Falling solar costs offer new hopes for generation
The falling cost of renewables, particularly solar, is a potential threat to the competitive advantages of natural gas as a power source.
As the oil and gas market looks to find its balance, the falling cost of renewables, particularly solar, is a potential threat to the competitive advantages of natural gas as a power source.
The Minister of Energy, Suhail Al Mazrouei, said at Adipec that competition between hydrocarbons and renewables is increasing in the power-generation sector, particularly as solar prices continue to reach unprecedented lows.
The minister pointed to shattered records, with solar in the UAE becoming cheaper than natural gas.
Dubai will have an 800 megawatt (MW) solar photovoltaic (PV) power plant built with the electricity-generation bid price of 2.99 US cents per kilowatt hour (kWh), while Abu Dhabi had bids submitted in September for its 350MW solar PV plant to produce electricity for 2.42 cents per kWh.
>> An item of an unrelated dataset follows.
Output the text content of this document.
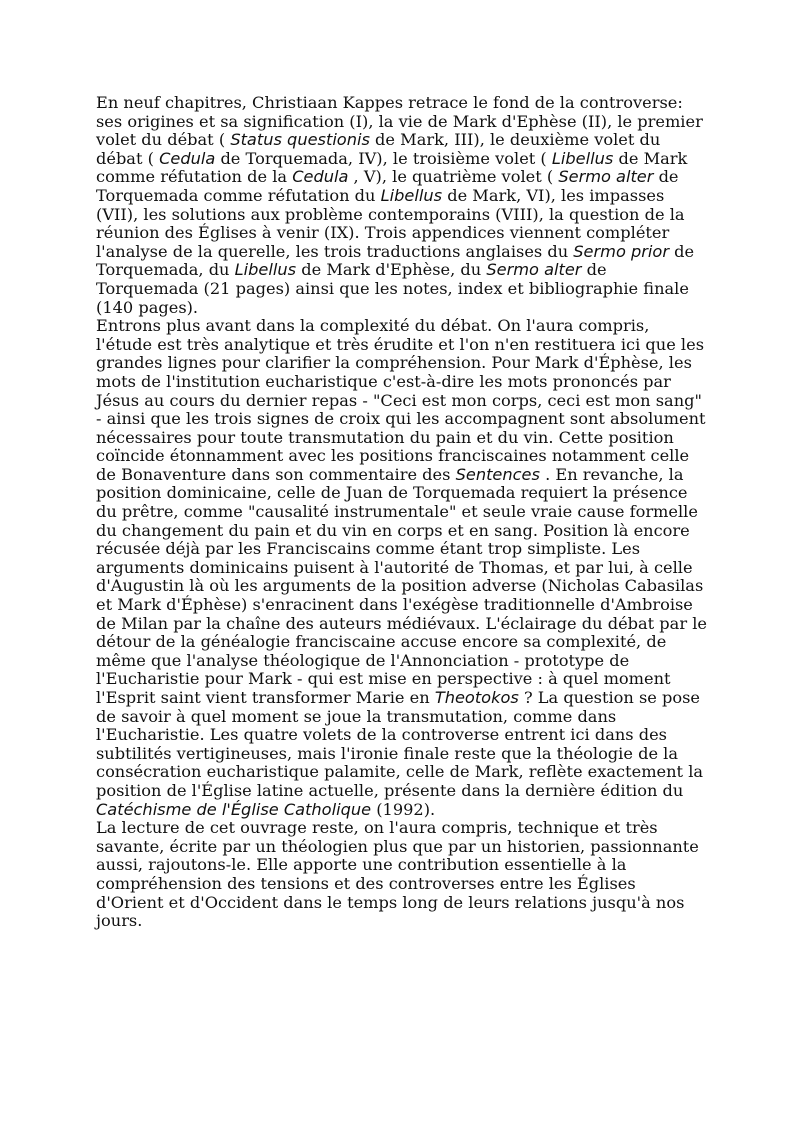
En neuf chapitres, Christiaan Kappes retrace le fond de la controverse: ses origines et sa signification (I), la vie de Mark d'Ephèse (II), le premier volet du débat ( Status questionis de Mark, III), le deuxième volet du débat ( Cedula de Torquemada, IV), le troisième volet ( Libellus de Mark comme réfutation de la Cedula , V), le quatrième volet ( Sermo alter de Torquemada comme réfutation du Libellus de Mark, VI), les impasses (VII), les solutions aux problème contemporains (VIII), la question de la réunion des Églises à venir (IX). Trois appendices viennent compléter l'analyse de la querelle, les trois traductions anglaises du Sermo prior de Torquemada, du Libellus de Mark d'Ephèse, du Sermo alter de Torquemada (21 pages) ainsi que les notes, index et bibliographie finale (140 pages).

Entrons plus avant dans la complexité du débat. On l'aura compris, l'étude est très analytique et très érudite et l'on n'en restituera ici que les grandes lignes pour clarifier la compréhension. Pour Mark d'Éphèse, les mots de l'institution eucharistique c'est-à-dire les mots prononcés par Jésus au cours du dernier repas - "Ceci est mon corps, ceci est mon sang" - ainsi que les trois signes de croix qui les accompagnent sont absolument nécessaires pour toute transmutation du pain et du vin. Cette position coïncide étonnamment avec les positions franciscaines notamment celle de Bonaventure dans son commentaire des Sentences . En revanche, la position dominicaine, celle de Juan de Torquemada requiert la présence du prêtre, comme "causalité instrumentale" et seule vraie cause formelle du changement du pain et du vin en corps et en sang. Position là encore récusée déjà par les Franciscains comme étant trop simpliste. Les arguments dominicains puisent à l'autorité de Thomas, et par lui, à celle d'Augustin là où les arguments de la position adverse (Nicholas Cabasilas et Mark d'Éphèse) s'enracinent dans l'exégèse traditionnelle d'Ambroise de Milan par la chaîne des auteurs médiévaux. L'éclairage du débat par le détour de la généalogie franciscaine accuse encore sa complexité, de même que l'analyse théologique de l'Annonciation - prototype de l'Eucharistie pour Mark - qui est mise en perspective : à quel moment l'Esprit saint vient transformer Marie en Theotokos ? La question se pose de savoir à quel moment se joue la transmutation, comme dans l'Eucharistie. Les quatre volets de la controverse entrent ici dans des subtilités vertigineuses, mais l'ironie finale reste que la théologie de la consécration eucharistique palamite, celle de Mark, reflète exactement la position de l'Église latine actuelle, présente dans la dernière édition du Catéchisme de l'Église Catholique (1992).

La lecture de cet ouvrage reste, on l'aura compris, technique et très savante, écrite par un théologien plus que par un historien, passionnante aussi, rajoutons-le. Elle apporte une contribution essentielle à la compréhension des tensions et des controverses entre les Églises d'Orient et d'Occident dans le temps long de leurs relations jusqu'à nos jours.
These rates are on par with, or in some cases even cheaper than, the cost to generate electricity from natural gas. In the UAE that runs at about 7 cents per kWh.
But these are prices for the type of solar technology that does not include a cost-effective energy storage solution for electricity to be fed into the grid around the clock. This is one advantage of natural gas.
Mr Al Mazrouei said a commercial-scale energy storage solution could be around the corner, which could drive the price of solar, plus storage, down to 5 cents per kWh. "Then gas needs to compete with that because countries will be incentivised to go after cleaner forms of energy," he said.
He referred to governments that are working to meet climate change targets, such as the Paris Agreement struck in December, which seeks to prevent global temperatures from rising by more than 2°C by reducing carbon emissions.
Global power markets are changing. According to projections from the Energy Information Administration, coal will lose its dominance, from 40 per cent to 29 per cent between 2012 and 2040, and natural gas will increase its foothold by more than 2 per cent each year, powering 28 per cent of the world by 2040. Renewable energy will make up 29 per cent of the energy mix during this period.
While growth in renewables will put pressure on the industry, Mr Al Mazrouei said it meant that "we need to work harder and sharpen our pencils so we can compete and survive together".
Sultan Al Jaber, the chief executive of Abu Dhabi National Oil Company (Adnoc), said hydrocarbons and renewables were not adversaries but allies creating a diversified mix. "These factors are shaping a new energy era where the rules are being redefined," he said.
The oil market is shaky, but Mr Al Jaber said that one factor remained within every producer’s control: the cost of every barrel produced. "We must define our own destiny instead of having it dictated," he said. "We need to break from old conventions and welcome new paradigms. By embracing the new energy era, we’ll thrive and set our own course and we will, without a doubt, define our own future." The National.